Не нужно мне возражать, Рудольф, я знаю, что говорю… любит
азартные игры, и вообще он — из Оклахомы…
Рудольф фыркнул.
— Я все знаю, — продолжал Калдервуд. — Я — старик, и у меня
есть свои предрассудки. Но против реальности не попрешь. По-моему,
ты избаловал меня, Руди. За всю свою долгую жизнь я никогда не
доверял ни одному человеку так, как тебе. Даже если тебе удавалось
заставить меня поступать вопреки моему мнению, а такое случалось
не раз, я был уверен, что ты никогда не пойдешь против моих
интересов, никогда не ввяжешься в интригу, не станешь подрывать
мою репутацию.
— Благодарю вас за добрые слова, мистер Калдервуд.
— «Мистер Калдервуд», все время «мистер Калдервуд», —
недовольно заворчал старик. — Неужели и тогда, когда я буду лежать
на смертном одре, ты будешь по-прежнему называть меня «мистер
Калдервуд»?
— Благодарю вас, Дункан, — сказал Рудольф. Ему, правда, с
трудом удалось назвать его по имени.
— Передать Брэду Найту все свое дело, черт бы его побрал. — В
надтреснутом,
старческом
голосе
Калдервуда
послышалось
сожаление. — Даже если это произойдет после моей смерти. У меня
душа разрывается на части. Но если ты скажешь, то… — он замолчал.

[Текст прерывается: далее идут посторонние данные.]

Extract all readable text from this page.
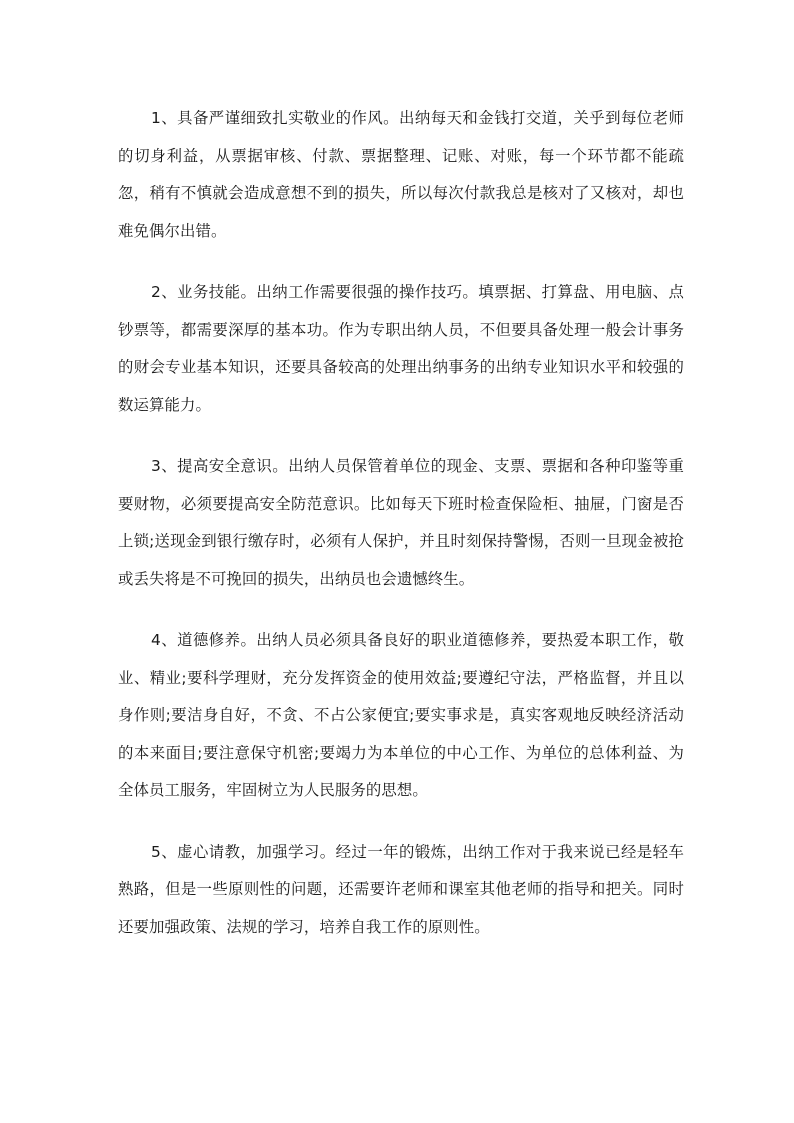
1、具备严谨细致扎实敬业的作风。出纳每天和金钱打交道，关乎到每位老师的切身利益，从票据审核、付款、票据整理、记账、对账，每一个环节都不能疏忽，稍有不慎就会造成意想不到的损失，所以每次付款我总是核对了又核对，却也难免偶尔出错。

2、业务技能。出纳工作需要很强的操作技巧。填票据、打算盘、用电脑、点钞票等，都需要深厚的基本功。作为专职出纳人员，不但要具备处理一般会计事务的财会专业基本知识，还要具备较高的处理出纳事务的出纳专业知识水平和较强的数运算能力。

3、提高安全意识。出纳人员保管着单位的现金、支票、票据和各种印鉴等重要财物，必须要提高安全防范意识。比如每天下班时检查保险柜、抽屉，门窗是否上锁;送现金到银行缴存时，必须有人保护，并且时刻保持警惕，否则一旦现金被抢或丢失将是不可挽回的损失，出纳员也会遗憾终生。

4、道德修养。出纳人员必须具备良好的职业道德修养，要热爱本职工作，敬业、精业;要科学理财，充分发挥资金的使用效益;要遵纪守法，严格监督，并且以身作则;要洁身自好，不贪、不占公家便宜;要实事求是，真实客观地反映经济活动的本来面目;要注意保守机密;要竭力为本单位的中心工作、为单位的总体利益、为全体员工服务，牢固树立为人民服务的思想。

5、虚心请教，加强学习。经过一年的锻炼，出纳工作对于我来说已经是轻车熟路，但是一些原则性的问题，还需要许老师和课室其他老师的指导和把关。同时还要加强政策、法规的学习，培养自我工作的原则性。
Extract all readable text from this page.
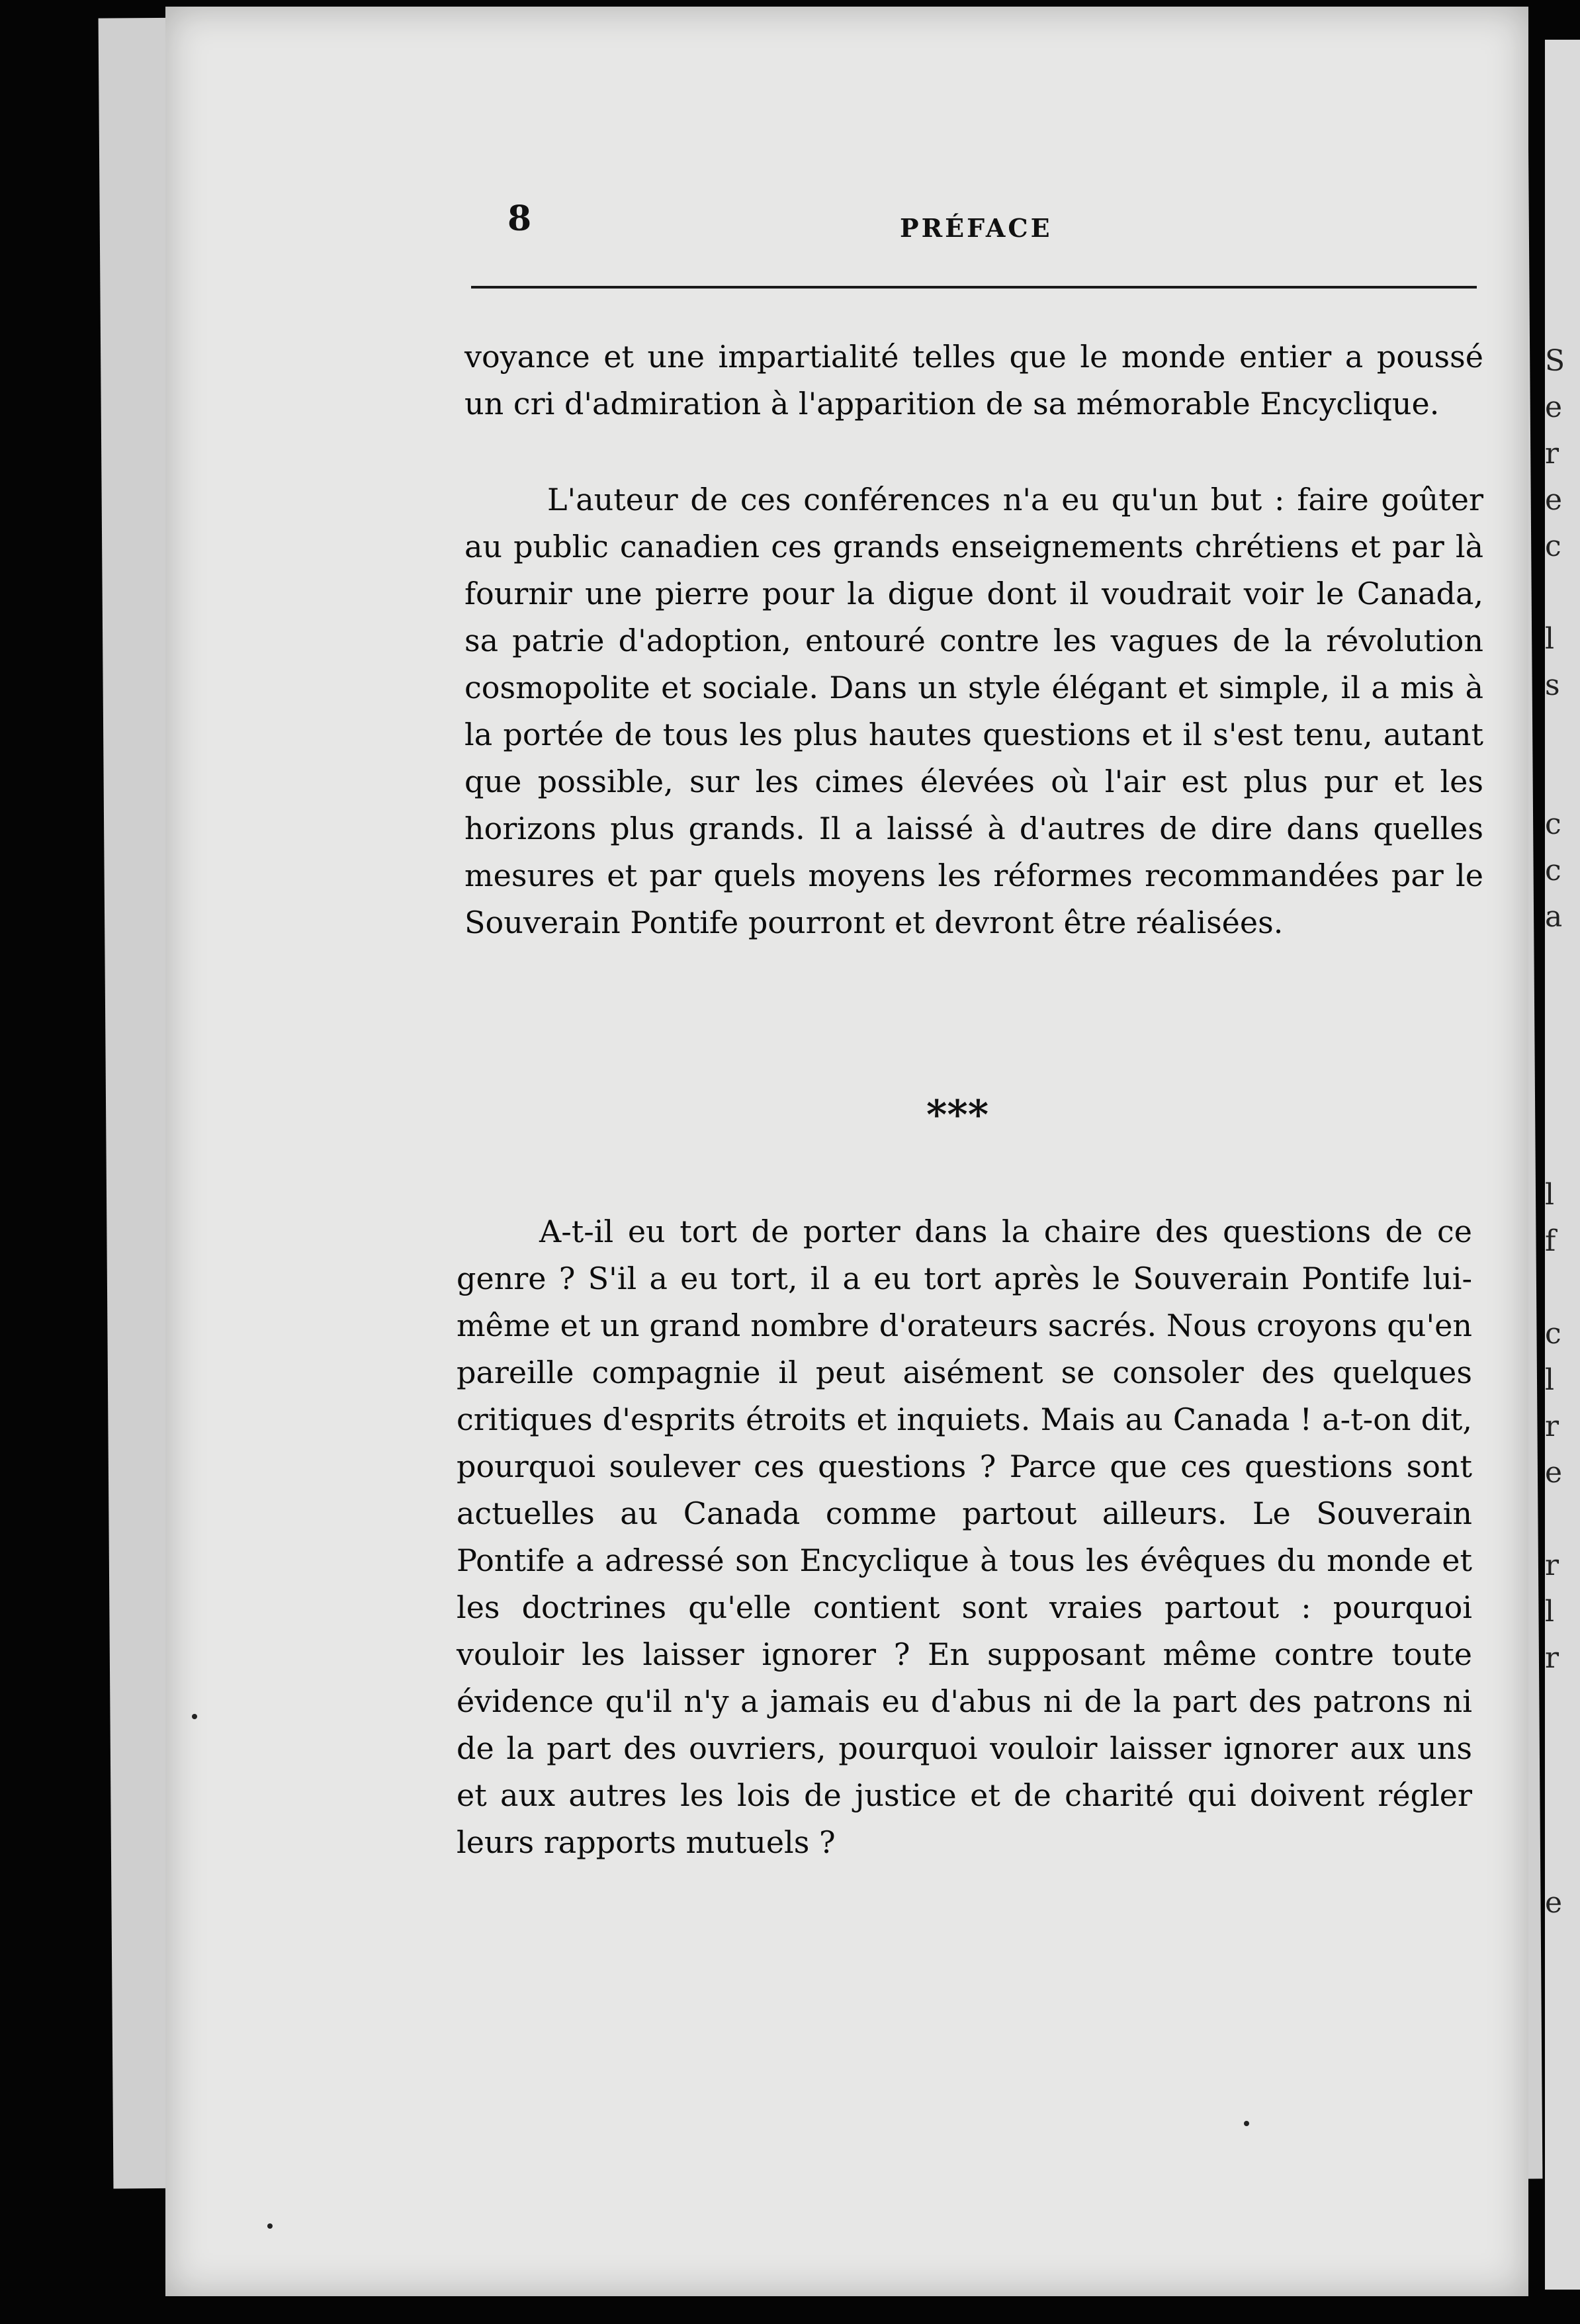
S
e
r
e
c
l
s
c
c
a
l
f
c
l
r
e
r
l
r
e
8	PRÉFACE

voyance et une impartialité telles que le monde entier a poussé un cri d'admiration à l'apparition de sa mémorable Encyclique.

L'auteur de ces conférences n'a eu qu'un but : faire goûter au public canadien ces grands enseignements chrétiens et par là fournir une pierre pour la digue dont il voudrait voir le Canada, sa patrie d'adoption, entouré contre les vagues de la révolution cosmopolite et sociale. Dans un style élégant et simple, il a mis à la portée de tous les plus hautes questions et il s'est tenu, autant que possible, sur les cimes élevées où l'air est plus pur et les horizons plus grands. Il a laissé à d'autres de dire dans quelles mesures et par quels moyens les réformes recommandées par le Souverain Pontife pourront et devront être réalisées.

***

A-t-il eu tort de porter dans la chaire des questions de ce genre ? S'il a eu tort, il a eu tort après le Souverain Pontife lui-même et un grand nombre d'orateurs sacrés. Nous croyons qu'en pareille compagnie il peut aisément se consoler des quelques critiques d'esprits étroits et inquiets. Mais au Canada ! a-t-on dit, pourquoi soulever ces questions ? Parce que ces questions sont actuelles au Canada comme partout ailleurs. Le Souverain Pontife a adressé son Encyclique à tous les évêques du monde et les doctrines qu'elle contient sont vraies partout : pourquoi vouloir les laisser ignorer ? En supposant même contre toute évidence qu'il n'y a jamais eu d'abus ni de la part des patrons ni de la part des ouvriers, pourquoi vouloir laisser ignorer aux uns et aux autres les lois de justice et de charité qui doivent régler leurs rapports mutuels ?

Рудольф вздохнул. Всегда в жизни приходится кого-то предавать,
подумал он.
— Я ничего не говорю, — тихо ответил Рудольф. — В нашем
юридическом отделе есть один молодой юрист по имени Матерс.

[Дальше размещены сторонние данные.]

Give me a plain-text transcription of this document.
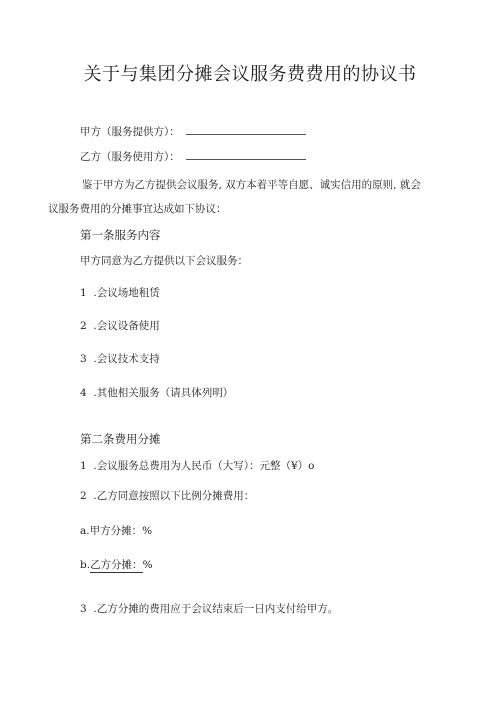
关于与集团分摊会议服务费费用的协议书
甲方（服务提供方）：
乙方（服务使用方）：
鉴于甲方为乙方提供会议服务, 双方本着平等自愿、诚实信用的原则, 就会
议服务费用的分摊事宜达成如下协议：
第一条服务内容
甲方同意为乙方提供以下会议服务：
1 .会议场地租赁
2 .会议设备使用
3 .会议技术支持
4 .其他相关服务（请具体列明）
第二条费用分摊
1 .会议服务总费用为人民币（大写）：元整（¥）o
2 .乙方同意按照以下比例分摊费用：
a.甲方分摊：%
b.乙方分摊：%
3 .乙方分摊的费用应于会议结束后一日内支付给甲方。
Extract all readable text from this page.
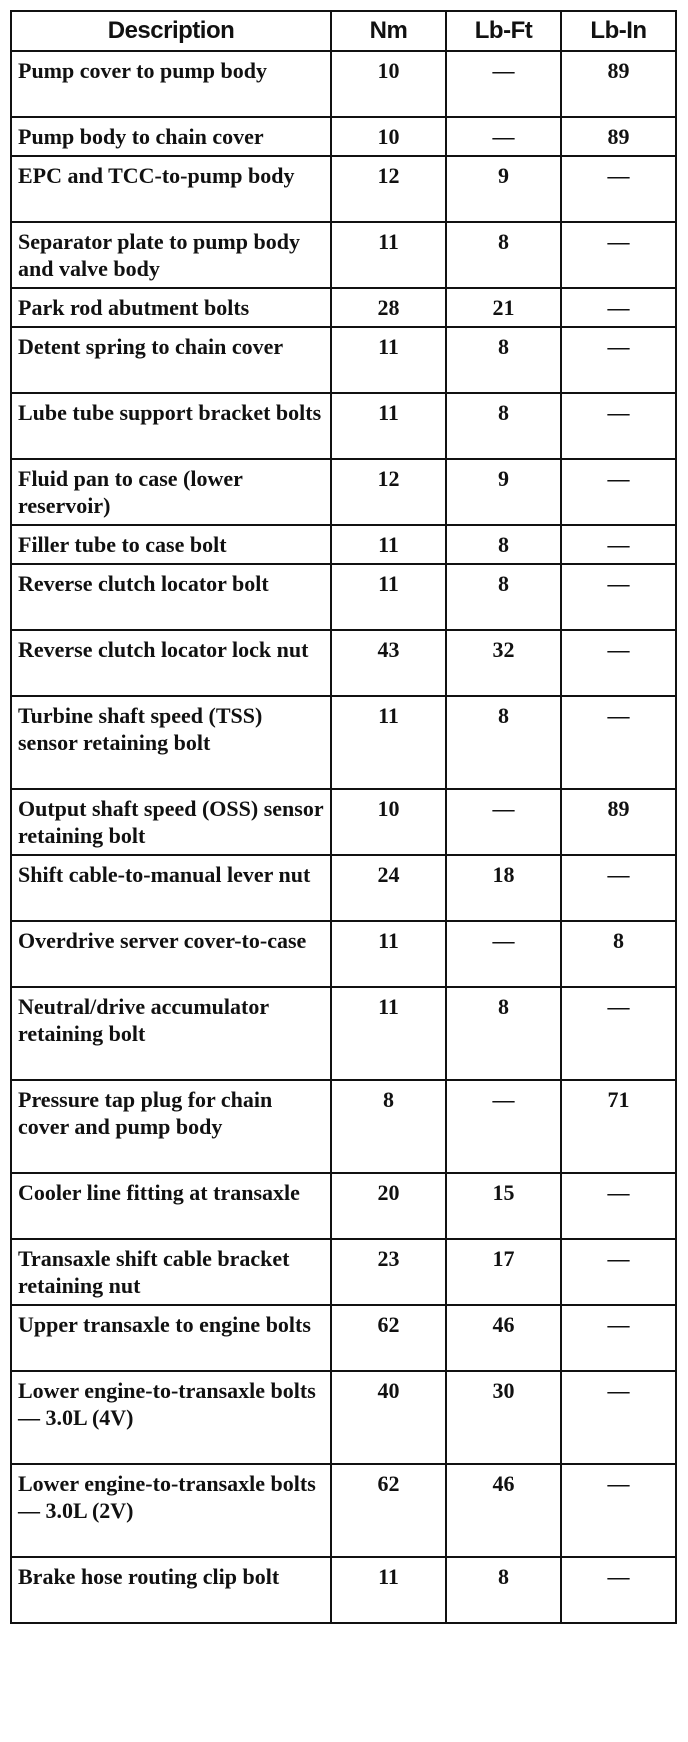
Description	Nm	Lb-Ft	Lb-In
Pump cover to pump body	10	—	89
Pump body to chain cover	10	—	89
EPC and TCC-to-pump body	12	9	—
Separator plate to pump body and valve body	11	8	—
Park rod abutment bolts	28	21	—
Detent spring to chain cover	11	8	—
Lube tube support bracket bolts	11	8	—
Fluid pan to case (lower reservoir)	12	9	—
Filler tube to case bolt	11	8	—
Reverse clutch locator bolt	11	8	—
Reverse clutch locator lock nut	43	32	—
Turbine shaft speed (TSS) sensor retaining bolt	11	8	—
Output shaft speed (OSS) sensor retaining bolt	10	—	89
Shift cable-to-manual lever nut	24	18	—
Overdrive server cover-to-case	11	—	8
Neutral/drive accumulator retaining bolt	11	8	—
Pressure tap plug for chain cover and pump body	8	—	71
Cooler line fitting at transaxle	20	15	—
Transaxle shift cable bracket retaining nut	23	17	—
Upper transaxle to engine bolts	62	46	—
Lower engine-to-transaxle bolts — 3.0L (4V)	40	30	—
Lower engine-to-transaxle bolts — 3.0L (2V)	62	46	—
Brake hose routing clip bolt	11	8	—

— Я знаю его, — сказал Калдервуд. — Парень со светлым лицом,
очкарик, у него двое детишек. Из Филадельфии.
— У него ученая степень Уортонской школы бизнеса. Потом он
учился на юридическом факультете Гарвардского университета.
Работает у нас уже четыре года. Знает дело. Он не раз приходил ко мне
в офис. Он может зарабатывать гораздо больше, чем у нас, в любой
юридической фирме в Нью-Йорке, но он не хочет, ему нравится жизнь
здесь, в Уитби.
— О'кей, — сказал Калдервуд. — Скажи ему об этом завтра.
— Лучше вы, Дункан. — Второй раз в жизни Рудольф назвал его
по имени.
— Ну, как всегда, — ответил старик. — Мне не нравится то, что ты
советуешь мне сделать, но я чувствую, что ты прав. Ну а теперь
пойдем выпьем еще шампанского. Видит Бог, я выложил за него кучу
денег, имею право и сам выпить.
О новом назначении было объявлено в тот день, когда новобрачные
вернулись из свадебного путешествия.
Брэд воспринял новость спокойно, как и подобает джентльмену, и
никогда не спрашивал у Рудольфа, кто принял такое решение. Но через
три месяца ушел из корпорации и уехал с Вирджинией в Тулсу, где
отец взял его в партнеры в свой нефтяной бизнес. В первый день
рождения Инид он прислал чек на пятьсот долларов на ее счет в банке.
Брэд регулярно писал им веселые, беззаботные, дружеские письма.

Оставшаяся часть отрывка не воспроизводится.